I ask my friends, “Do you feel a change in Baton Rouge since Katrina?”
One answers, “Well, at first it was bad, then it leveled off.”
Another says, “It’s gotten a bit crowded, I suppose.”
And yet another, “Maybe, but I love it here and would never want to move. This is home.” At this, she eyes me as if to say, “Unlike some traitors who move away from their best friends in the whole wild world to live on some mountain where I bet your booties the food ain’t good and it snows and gets too dang cold and big mountains where a body is likely to fall off a cliff never to be found!” Matter of fact, she does say this, loud and opinionated, and I laugh at her; tell her she’s such a flatlander. Tell her the mountains are Home for me and I’ve missed them, ached for them, knew I’d someday return to them. She harrumphs, tosses her head, and then pushes more food at me, tells me I’ve gotten too skinny since moving to “them mountains where I repeat the food ain’t good.” It’s all about the food in South Louisiana, everything is considered in terms of food. At breakfast, lunch is discussed; at lunch, dinner (or supper) is discussed; at dinner (supper), dessert is discussed; at dessert, the food eaten during the day is discussed. Funerals, weddings, birthdays, Just Because I’m Sad or Happy or Mad days, any excuse for a party where food is King and Queen and Subject: this is South Louisiana.

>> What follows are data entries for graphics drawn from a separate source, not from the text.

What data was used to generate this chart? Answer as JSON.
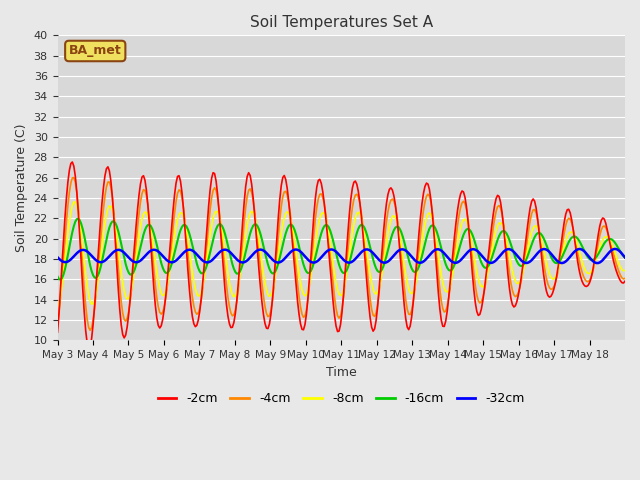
{
  "title": "Soil Temperatures Set A",
  "xlabel": "Time",
  "ylabel": "Soil Temperature (C)",
  "ylim": [
    10,
    40
  ],
  "xtick_labels": [
    "May 3",
    "May 4",
    "May 5",
    "May 6",
    "May 7",
    "May 8",
    "May 9",
    "May 10",
    "May 11",
    "May 12",
    "May 13",
    "May 14",
    "May 15",
    "May 16",
    "May 17",
    "May 18"
  ],
  "colors": {
    "-2cm": "#ff0000",
    "-4cm": "#ff8800",
    "-8cm": "#ffff00",
    "-16cm": "#00cc00",
    "-32cm": "#0000ff"
  },
  "legend_label": "BA_met",
  "background_color": "#e8e8e8",
  "plot_bg_color": "#d8d8d8"
}
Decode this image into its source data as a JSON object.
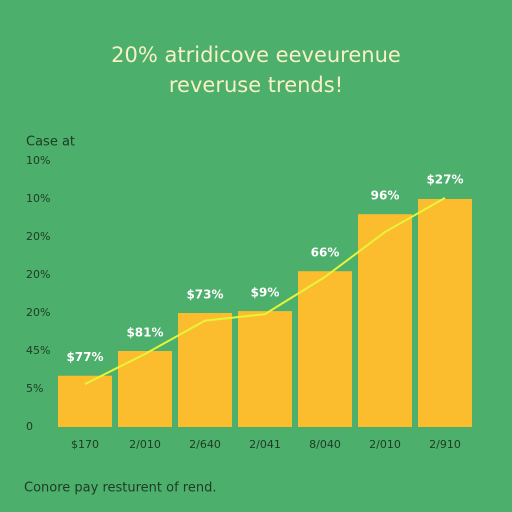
{
  "chart_data": {
    "type": "bar",
    "title": [
      "20% atridicove eeveurenue",
      "reveruse trends!"
    ],
    "y_axis_label": "Case at",
    "footer": "Conore pay resturent of rend.",
    "categories": [
      "$170",
      "2/010",
      "2/640",
      "2/041",
      "8/040",
      "2/010",
      "2/910"
    ],
    "series": [
      {
        "type": "bar",
        "color": "#fbbd2e",
        "values": [
          1.35,
          2.0,
          3.0,
          3.05,
          4.1,
          5.6,
          6.0
        ]
      },
      {
        "type": "line",
        "color": "#e6f53a",
        "values": [
          1.13,
          1.92,
          2.8,
          2.97,
          3.95,
          5.13,
          6.03
        ]
      }
    ],
    "annotations": [
      "$77%",
      "$81%",
      "$73%",
      "$9%",
      "66%",
      "96%",
      "$27%"
    ],
    "ylim": [
      0,
      7
    ],
    "yticks": [
      {
        "value": 0,
        "label": "0"
      },
      {
        "value": 1,
        "label": "5%"
      },
      {
        "value": 2,
        "label": "45%"
      },
      {
        "value": 3,
        "label": "20%"
      },
      {
        "value": 4,
        "label": "20%"
      },
      {
        "value": 5,
        "label": "20%"
      },
      {
        "value": 6,
        "label": "10%"
      },
      {
        "value": 7,
        "label": "10%"
      }
    ],
    "grid": false
  }
}
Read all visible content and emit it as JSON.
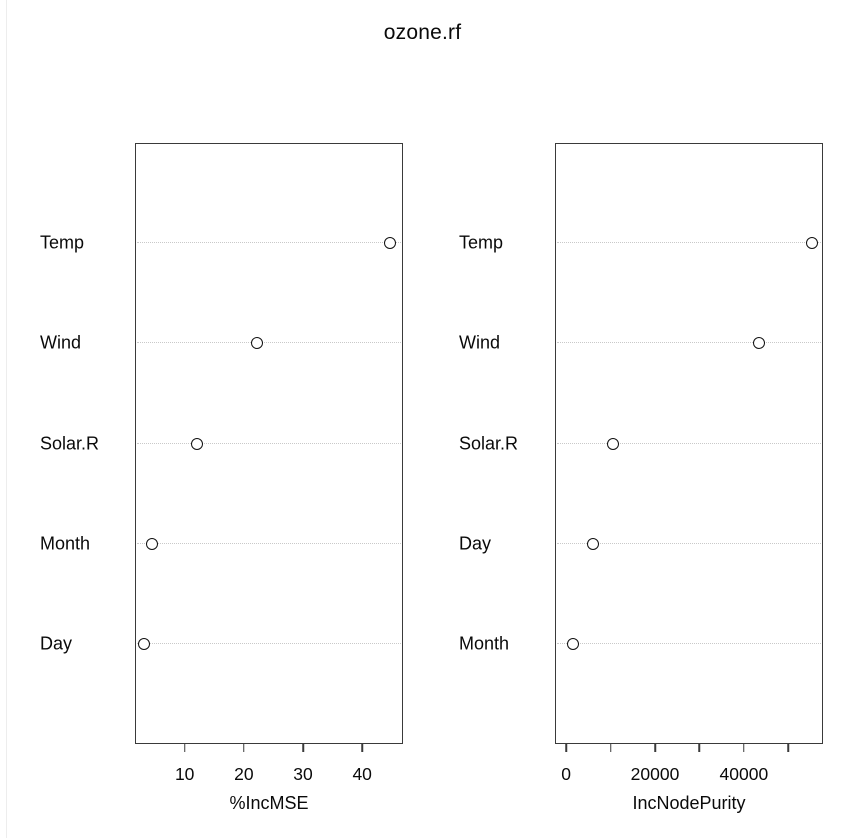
{
  "title": "ozone.rf",
  "colors": {
    "background": "#ffffff",
    "panel_border": "#3a3a3a",
    "dotted_line": "#c9c9c9",
    "point_stroke": "#111111",
    "text": "#0a0a0a"
  },
  "chart_data": [
    {
      "type": "dot",
      "panel": "left",
      "xlabel": "%IncMSE",
      "categories": [
        "Temp",
        "Wind",
        "Solar.R",
        "Month",
        "Day"
      ],
      "values": [
        44.7,
        22.2,
        12.0,
        4.4,
        3.2
      ],
      "xlim": [
        1.6,
        46.9
      ],
      "ticks": [
        {
          "v": 10,
          "label": "10"
        },
        {
          "v": 20,
          "label": "20"
        },
        {
          "v": 30,
          "label": "30"
        },
        {
          "v": 40,
          "label": "40"
        }
      ],
      "grid": "dotted-row-lines",
      "legend": "none",
      "marker": "open-circle"
    },
    {
      "type": "dot",
      "panel": "right",
      "xlabel": "IncNodePurity",
      "categories": [
        "Temp",
        "Wind",
        "Solar.R",
        "Day",
        "Month"
      ],
      "values": [
        55300,
        43300,
        10600,
        6100,
        1600
      ],
      "xlim": [
        -2500,
        57800
      ],
      "ticks": [
        {
          "v": 0,
          "label": "0"
        },
        {
          "v": 10000,
          "label": ""
        },
        {
          "v": 20000,
          "label": "20000"
        },
        {
          "v": 30000,
          "label": ""
        },
        {
          "v": 40000,
          "label": "40000"
        },
        {
          "v": 50000,
          "label": ""
        }
      ],
      "grid": "dotted-row-lines",
      "legend": "none",
      "marker": "open-circle"
    }
  ]
}
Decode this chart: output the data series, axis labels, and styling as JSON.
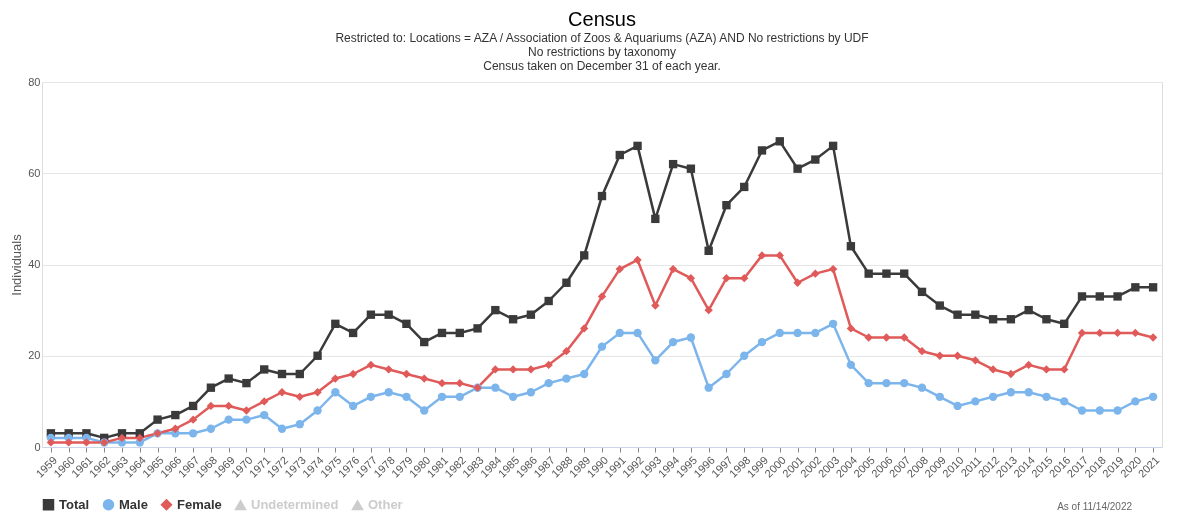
{
  "chart_data": {
    "type": "line",
    "title": "Census",
    "subtitle": [
      "Restricted to: Locations = AZA / Association of Zoos & Aquariums (AZA) AND No restrictions by UDF",
      "No restrictions by taxonomy",
      "Census taken on December 31 of each year."
    ],
    "ylabel": "Individuals",
    "categories": [
      "1959",
      "1960",
      "1961",
      "1962",
      "1963",
      "1964",
      "1965",
      "1966",
      "1967",
      "1968",
      "1969",
      "1970",
      "1971",
      "1972",
      "1973",
      "1974",
      "1975",
      "1976",
      "1977",
      "1978",
      "1979",
      "1980",
      "1981",
      "1982",
      "1983",
      "1984",
      "1985",
      "1986",
      "1987",
      "1988",
      "1989",
      "1990",
      "1991",
      "1992",
      "1993",
      "1994",
      "1995",
      "1996",
      "1997",
      "1998",
      "1999",
      "2000",
      "2001",
      "2002",
      "2003",
      "2004",
      "2005",
      "2006",
      "2007",
      "2008",
      "2009",
      "2010",
      "2011",
      "2012",
      "2013",
      "2014",
      "2015",
      "2016",
      "2017",
      "2018",
      "2019",
      "2020",
      "2021"
    ],
    "series": [
      {
        "name": "Total",
        "color": "#3a3a3a",
        "marker": "square",
        "values": [
          3,
          3,
          3,
          2,
          3,
          3,
          6,
          7,
          9,
          13,
          15,
          14,
          17,
          16,
          16,
          20,
          27,
          25,
          29,
          29,
          27,
          23,
          25,
          25,
          26,
          30,
          28,
          29,
          32,
          36,
          42,
          55,
          64,
          66,
          50,
          62,
          61,
          43,
          53,
          57,
          65,
          67,
          61,
          63,
          66,
          44,
          38,
          38,
          38,
          34,
          31,
          29,
          29,
          28,
          28,
          30,
          28,
          27,
          33,
          33,
          33,
          35,
          35
        ]
      },
      {
        "name": "Male",
        "color": "#7cb5ec",
        "marker": "circle",
        "values": [
          2,
          2,
          2,
          1,
          1,
          1,
          3,
          3,
          3,
          4,
          6,
          6,
          7,
          4,
          5,
          8,
          12,
          9,
          11,
          12,
          11,
          8,
          11,
          11,
          13,
          13,
          11,
          12,
          14,
          15,
          16,
          22,
          25,
          25,
          19,
          23,
          24,
          13,
          16,
          20,
          23,
          25,
          25,
          25,
          27,
          18,
          14,
          14,
          14,
          13,
          11,
          9,
          10,
          11,
          12,
          12,
          11,
          10,
          8,
          8,
          8,
          10,
          11
        ]
      },
      {
        "name": "Female",
        "color": "#e05a5a",
        "marker": "diamond",
        "values": [
          1,
          1,
          1,
          1,
          2,
          2,
          3,
          4,
          6,
          9,
          9,
          8,
          10,
          12,
          11,
          12,
          15,
          16,
          18,
          17,
          16,
          15,
          14,
          14,
          13,
          17,
          17,
          17,
          18,
          21,
          26,
          33,
          39,
          41,
          31,
          39,
          37,
          30,
          37,
          37,
          42,
          42,
          36,
          38,
          39,
          26,
          24,
          24,
          24,
          21,
          20,
          20,
          19,
          17,
          16,
          18,
          17,
          17,
          25,
          25,
          25,
          25,
          24
        ]
      },
      {
        "name": "Undetermined",
        "color": "#cccccc",
        "marker": "triangle",
        "values": [
          null,
          null,
          null,
          null,
          null,
          null,
          null,
          null,
          null,
          null,
          null,
          null,
          null,
          null,
          null,
          null,
          null,
          null,
          null,
          null,
          null,
          null,
          null,
          null,
          null,
          null,
          null,
          null,
          null,
          null,
          null,
          null,
          null,
          null,
          null,
          null,
          null,
          null,
          null,
          null,
          null,
          null,
          null,
          null,
          null,
          null,
          null,
          null,
          null,
          null,
          null,
          null,
          null,
          null,
          null,
          null,
          null,
          null,
          null,
          null,
          null,
          null,
          null
        ]
      },
      {
        "name": "Other",
        "color": "#cccccc",
        "marker": "triangle",
        "values": [
          null,
          null,
          null,
          null,
          null,
          null,
          null,
          null,
          null,
          null,
          null,
          null,
          null,
          null,
          null,
          null,
          null,
          null,
          null,
          null,
          null,
          null,
          null,
          null,
          null,
          null,
          null,
          null,
          null,
          null,
          null,
          null,
          null,
          null,
          null,
          null,
          null,
          null,
          null,
          null,
          null,
          null,
          null,
          null,
          null,
          null,
          null,
          null,
          null,
          null,
          null,
          null,
          null,
          null,
          null,
          null,
          null,
          null,
          null,
          null,
          null,
          null,
          null
        ]
      }
    ],
    "ylim": [
      0,
      80
    ],
    "yticks": [
      0,
      20,
      40,
      60,
      80
    ],
    "grid": "y",
    "legend": "bottom",
    "annotations": [
      "As of 11/14/2022"
    ]
  }
}
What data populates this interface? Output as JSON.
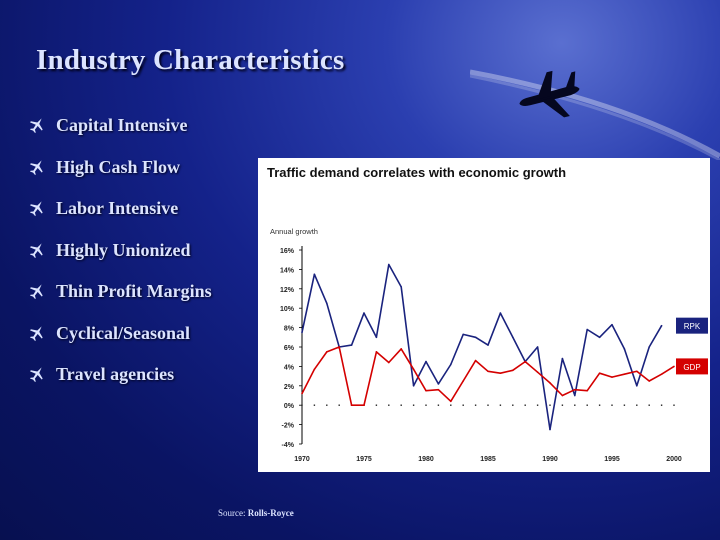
{
  "slide": {
    "title": "Industry Characteristics",
    "bullets": [
      "Capital Intensive",
      "High Cash Flow",
      "Labor Intensive",
      "Highly Unionized",
      "Thin Profit Margins",
      "Cyclical/Seasonal",
      "Travel agencies"
    ],
    "bullet_icon": "airplane-icon",
    "source_prefix": "Source:",
    "source_name": "Rolls-Royce"
  },
  "colors": {
    "background": "#0a1463",
    "text": "#dce4ff",
    "rpk": "#1a237e",
    "gdp": "#d40000",
    "axis": "#000000"
  },
  "chart_data": {
    "type": "line",
    "title": "Traffic demand correlates with economic growth",
    "ylabel": "Annual growth",
    "xlabel": "",
    "x": [
      1970,
      1971,
      1972,
      1973,
      1974,
      1975,
      1976,
      1977,
      1978,
      1979,
      1980,
      1981,
      1982,
      1983,
      1984,
      1985,
      1986,
      1987,
      1988,
      1989,
      1990,
      1991,
      1992,
      1993,
      1994,
      1995,
      1996,
      1997,
      1998,
      1999,
      2000
    ],
    "x_ticks": [
      "1970",
      "1975",
      "1980",
      "1985",
      "1990",
      "1995",
      "2000"
    ],
    "y_ticks": [
      "16%",
      "14%",
      "12%",
      "10%",
      "8%",
      "6%",
      "4%",
      "2%",
      "0%",
      "-2%",
      "-4%"
    ],
    "ylim": [
      -4,
      16
    ],
    "series": [
      {
        "name": "RPK",
        "values": [
          7.5,
          13.5,
          10.5,
          6.0,
          6.2,
          9.5,
          7.0,
          14.5,
          12.2,
          2.0,
          4.5,
          2.2,
          4.2,
          7.3,
          7.0,
          6.2,
          9.5,
          7.0,
          4.5,
          6.0,
          -2.5,
          4.8,
          1.0,
          7.8,
          7.0,
          8.3,
          5.8,
          2.0,
          6.0,
          8.2,
          null
        ]
      },
      {
        "name": "GDP",
        "values": [
          1.2,
          3.7,
          5.5,
          6.0,
          0.0,
          0.0,
          5.5,
          4.4,
          5.8,
          3.7,
          1.5,
          1.6,
          0.4,
          2.5,
          4.6,
          3.5,
          3.3,
          3.6,
          4.5,
          3.4,
          2.3,
          1.0,
          1.6,
          1.5,
          3.3,
          2.9,
          3.2,
          3.5,
          2.5,
          3.2,
          4.0
        ]
      }
    ],
    "legend": "right, at end of each series"
  }
}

South Louisiana has always been a diverse, colorful, energized place. And Baton Rouge has never been a stationary, stagnant city. Baton Rouge is like that pot of spicy water waiting for the crawfish, roiling, bubbling—hot, steamy, pungent.
My visit ends. I drive back to the Smokies. I was born a mountain girl, and a mountain girl is who I am, but my visits to Baton Rouge are different now, for I now see it from the eyes of distance. I feel a tug for the Spanish moss, the great oaks, the swamps filled with cypress, the spicy flavor of the food and the people, the friends I’ve left there, the memories, the old ways squirming with the new ways, the gulf shrimp, the boiling frying grilling blackening, the jambalaya, the real gumbo,—the rich dark kind with goody goodness floating in it—the etoufee, Louie’s, George’s, Mike Andersons, Don’s, Calandro’s, Bet R, the bait stores that are also groceries with cheeses and wines and Stage Plank gingerbread.
I come back home to my mountains and with a strange awe, I ask, “What just happened to me?”